Executive Intelligence Review

FROM EIR DAILY ALERT


Russian Central Bank May Cap How Much Capital Foreign-Owned Bank Branches Can Hold Abroad

Aug. 24, 2018 (EIRNS)—The Central Bank of the Russian Federation has announced a plan to put a ceiling on the amount of their capital that foreign-owned banks operating in Russia, can hold abroad. Until now, there has been no limit; the new plan, however, would put a limit of 20%. This amounts to capital controls, in an effort to protect the Russian banking system and economy from international speculation, of the sort that is currently driving the value of the ruble down sharply. RT reports that 15 major foreign banks are protesting mightily against the central bank plan, including Goldman Sachs, Citigroup, JPMorgan, Deutsche Bank, and HSBC.

According to RT,

“the Central Bank of Russia proposed the rationing measures in response to fresh anti-Russia sanctions from the U.S. and Europe that could allow foreign lenders to block access to the funds for its units based in Russia, two sources close to the issue told Bloomberg.”

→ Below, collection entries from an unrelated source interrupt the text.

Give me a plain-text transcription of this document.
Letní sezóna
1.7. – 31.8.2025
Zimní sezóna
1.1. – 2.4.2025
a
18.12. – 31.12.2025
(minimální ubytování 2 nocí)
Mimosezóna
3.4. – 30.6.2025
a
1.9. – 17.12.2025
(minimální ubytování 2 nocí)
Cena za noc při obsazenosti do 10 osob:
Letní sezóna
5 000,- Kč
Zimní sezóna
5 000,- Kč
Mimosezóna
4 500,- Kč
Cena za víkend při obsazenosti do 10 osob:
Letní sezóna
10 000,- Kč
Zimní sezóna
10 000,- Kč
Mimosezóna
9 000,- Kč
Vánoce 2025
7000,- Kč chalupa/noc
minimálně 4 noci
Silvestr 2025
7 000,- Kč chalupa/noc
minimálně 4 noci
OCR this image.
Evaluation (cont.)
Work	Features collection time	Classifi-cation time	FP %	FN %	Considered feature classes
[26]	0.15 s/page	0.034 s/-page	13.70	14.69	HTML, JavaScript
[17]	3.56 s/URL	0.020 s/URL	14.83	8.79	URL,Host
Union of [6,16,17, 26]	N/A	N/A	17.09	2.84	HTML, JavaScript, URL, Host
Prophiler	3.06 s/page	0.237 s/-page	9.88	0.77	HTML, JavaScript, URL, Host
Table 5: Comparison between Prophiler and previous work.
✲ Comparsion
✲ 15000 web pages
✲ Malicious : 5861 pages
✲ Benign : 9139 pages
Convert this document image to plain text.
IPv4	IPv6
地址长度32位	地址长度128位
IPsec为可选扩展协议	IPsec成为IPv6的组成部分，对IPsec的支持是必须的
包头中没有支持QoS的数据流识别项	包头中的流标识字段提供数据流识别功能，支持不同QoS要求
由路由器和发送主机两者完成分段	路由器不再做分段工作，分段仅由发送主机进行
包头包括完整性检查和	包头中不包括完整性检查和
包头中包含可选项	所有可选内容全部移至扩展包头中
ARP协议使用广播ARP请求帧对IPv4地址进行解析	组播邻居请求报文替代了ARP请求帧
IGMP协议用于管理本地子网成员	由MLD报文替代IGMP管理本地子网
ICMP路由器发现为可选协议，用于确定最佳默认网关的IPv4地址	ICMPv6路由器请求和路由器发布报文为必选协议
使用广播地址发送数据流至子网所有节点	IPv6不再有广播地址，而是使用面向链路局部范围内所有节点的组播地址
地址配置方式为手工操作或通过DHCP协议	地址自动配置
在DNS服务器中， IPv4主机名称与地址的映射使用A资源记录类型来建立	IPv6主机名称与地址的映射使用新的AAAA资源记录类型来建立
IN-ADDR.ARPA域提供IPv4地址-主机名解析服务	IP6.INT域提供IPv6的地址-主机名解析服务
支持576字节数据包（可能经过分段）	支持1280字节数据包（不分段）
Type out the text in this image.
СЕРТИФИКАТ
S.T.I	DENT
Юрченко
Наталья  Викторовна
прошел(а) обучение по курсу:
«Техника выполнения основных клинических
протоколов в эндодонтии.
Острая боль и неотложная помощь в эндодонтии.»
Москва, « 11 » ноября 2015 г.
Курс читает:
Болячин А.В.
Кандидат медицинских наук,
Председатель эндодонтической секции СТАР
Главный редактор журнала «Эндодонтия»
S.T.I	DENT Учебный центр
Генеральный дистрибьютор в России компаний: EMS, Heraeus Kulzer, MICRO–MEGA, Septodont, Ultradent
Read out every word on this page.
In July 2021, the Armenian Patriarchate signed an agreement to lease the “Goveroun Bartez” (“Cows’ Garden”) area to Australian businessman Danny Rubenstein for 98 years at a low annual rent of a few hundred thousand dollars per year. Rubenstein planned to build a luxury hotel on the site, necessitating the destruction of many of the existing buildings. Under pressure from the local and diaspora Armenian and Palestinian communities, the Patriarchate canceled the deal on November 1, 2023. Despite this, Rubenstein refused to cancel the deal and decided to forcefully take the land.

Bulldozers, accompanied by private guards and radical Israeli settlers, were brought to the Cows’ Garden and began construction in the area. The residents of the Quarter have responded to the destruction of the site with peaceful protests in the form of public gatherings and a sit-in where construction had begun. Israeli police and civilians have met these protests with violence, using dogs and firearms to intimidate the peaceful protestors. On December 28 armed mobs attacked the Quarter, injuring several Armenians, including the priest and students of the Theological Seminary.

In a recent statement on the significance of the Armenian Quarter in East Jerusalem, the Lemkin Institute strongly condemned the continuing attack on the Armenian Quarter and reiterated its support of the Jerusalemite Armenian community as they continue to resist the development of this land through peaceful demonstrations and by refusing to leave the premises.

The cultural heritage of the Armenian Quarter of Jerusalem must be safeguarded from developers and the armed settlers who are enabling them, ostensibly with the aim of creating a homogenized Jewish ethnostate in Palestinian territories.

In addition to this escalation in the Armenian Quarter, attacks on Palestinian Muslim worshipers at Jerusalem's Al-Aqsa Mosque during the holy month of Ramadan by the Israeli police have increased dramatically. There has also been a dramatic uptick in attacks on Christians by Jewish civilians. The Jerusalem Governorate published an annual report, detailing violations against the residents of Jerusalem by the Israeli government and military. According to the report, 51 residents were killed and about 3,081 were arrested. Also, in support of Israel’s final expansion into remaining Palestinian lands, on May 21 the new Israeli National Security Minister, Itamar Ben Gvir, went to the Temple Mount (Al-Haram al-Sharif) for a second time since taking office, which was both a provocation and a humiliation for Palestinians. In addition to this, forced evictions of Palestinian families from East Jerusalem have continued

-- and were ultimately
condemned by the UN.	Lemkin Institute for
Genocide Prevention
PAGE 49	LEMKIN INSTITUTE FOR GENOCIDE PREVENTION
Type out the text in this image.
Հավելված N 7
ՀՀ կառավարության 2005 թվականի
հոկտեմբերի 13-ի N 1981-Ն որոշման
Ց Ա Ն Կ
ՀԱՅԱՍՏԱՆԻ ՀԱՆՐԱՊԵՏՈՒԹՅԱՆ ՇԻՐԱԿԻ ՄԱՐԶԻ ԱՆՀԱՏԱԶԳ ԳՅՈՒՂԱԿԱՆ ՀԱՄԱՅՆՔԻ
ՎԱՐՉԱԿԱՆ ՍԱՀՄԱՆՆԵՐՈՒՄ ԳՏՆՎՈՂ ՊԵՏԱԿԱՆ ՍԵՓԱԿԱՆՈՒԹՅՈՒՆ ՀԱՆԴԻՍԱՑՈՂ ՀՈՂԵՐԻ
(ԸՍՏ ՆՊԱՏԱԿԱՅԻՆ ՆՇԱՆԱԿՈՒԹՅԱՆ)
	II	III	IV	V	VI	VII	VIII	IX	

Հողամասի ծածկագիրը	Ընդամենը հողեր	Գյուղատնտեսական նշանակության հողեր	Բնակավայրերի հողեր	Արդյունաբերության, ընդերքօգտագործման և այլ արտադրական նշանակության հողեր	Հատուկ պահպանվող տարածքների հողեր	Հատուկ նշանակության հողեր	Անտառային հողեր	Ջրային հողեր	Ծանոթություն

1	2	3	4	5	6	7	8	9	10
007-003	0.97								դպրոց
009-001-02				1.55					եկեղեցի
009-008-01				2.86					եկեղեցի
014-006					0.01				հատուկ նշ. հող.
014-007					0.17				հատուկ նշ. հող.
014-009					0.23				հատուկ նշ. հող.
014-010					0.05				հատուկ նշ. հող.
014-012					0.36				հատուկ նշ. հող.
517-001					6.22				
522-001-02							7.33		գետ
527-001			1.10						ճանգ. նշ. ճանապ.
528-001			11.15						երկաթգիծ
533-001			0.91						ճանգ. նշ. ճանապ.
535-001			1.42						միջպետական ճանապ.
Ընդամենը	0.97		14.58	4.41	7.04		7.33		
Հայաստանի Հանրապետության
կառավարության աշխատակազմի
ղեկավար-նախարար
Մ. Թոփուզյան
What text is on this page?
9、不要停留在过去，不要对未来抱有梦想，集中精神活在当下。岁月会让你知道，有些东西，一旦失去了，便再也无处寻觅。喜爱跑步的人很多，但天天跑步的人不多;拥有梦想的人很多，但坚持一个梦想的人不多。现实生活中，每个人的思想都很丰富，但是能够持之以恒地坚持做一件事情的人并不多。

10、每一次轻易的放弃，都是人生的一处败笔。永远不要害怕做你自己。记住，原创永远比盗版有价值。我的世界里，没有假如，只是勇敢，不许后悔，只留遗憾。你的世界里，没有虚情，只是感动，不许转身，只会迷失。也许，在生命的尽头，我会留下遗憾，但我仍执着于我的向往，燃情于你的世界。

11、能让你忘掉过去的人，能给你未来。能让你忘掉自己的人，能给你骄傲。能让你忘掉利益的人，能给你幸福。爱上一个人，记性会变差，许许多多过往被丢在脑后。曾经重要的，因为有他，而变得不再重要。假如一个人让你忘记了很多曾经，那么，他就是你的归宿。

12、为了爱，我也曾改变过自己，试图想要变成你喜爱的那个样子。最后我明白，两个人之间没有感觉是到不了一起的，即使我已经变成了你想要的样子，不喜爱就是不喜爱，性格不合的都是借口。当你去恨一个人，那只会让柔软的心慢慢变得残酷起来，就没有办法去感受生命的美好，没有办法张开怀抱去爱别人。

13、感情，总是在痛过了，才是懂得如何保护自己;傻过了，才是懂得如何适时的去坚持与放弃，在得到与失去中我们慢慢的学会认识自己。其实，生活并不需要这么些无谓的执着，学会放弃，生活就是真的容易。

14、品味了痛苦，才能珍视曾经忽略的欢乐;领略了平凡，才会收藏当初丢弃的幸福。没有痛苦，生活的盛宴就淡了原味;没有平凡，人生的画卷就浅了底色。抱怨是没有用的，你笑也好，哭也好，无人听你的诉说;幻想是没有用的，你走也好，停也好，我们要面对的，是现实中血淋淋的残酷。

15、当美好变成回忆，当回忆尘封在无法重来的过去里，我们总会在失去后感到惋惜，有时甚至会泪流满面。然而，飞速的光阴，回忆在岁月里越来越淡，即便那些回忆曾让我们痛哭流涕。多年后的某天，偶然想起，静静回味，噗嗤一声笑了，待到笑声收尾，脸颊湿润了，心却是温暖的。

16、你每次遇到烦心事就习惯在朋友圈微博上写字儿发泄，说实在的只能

Under the new U.S. sanctions, not only are hundreds of millions of dollars of Russian assets inside the U.S. being frozen, but Russian assets in third countries have begun to be affected. For example, Reuters reported earlier this week that Credit Suisse had frozen some $5 billion in assets linked to Russia as a result of Washington’s sanctions. Credit Suisse engaged in some fancy semantical acrobatics to try to deny that they had “frozen” anything, but their official explanation was far from convincing:

RT explained in other coverage:

“Switzerland has been one of the destinations for money leaving Russia. According to data from the Russian central bank, around $6.2 billion, or 14% of total Russian cross-border outflows, went to Switzerland in 2017.

“Other Swiss banks, including UBS and Julius Baer, told Reuters they also respected international sanctions. The banks, however, declined to say whether they had taken similar asset-freezing operations.”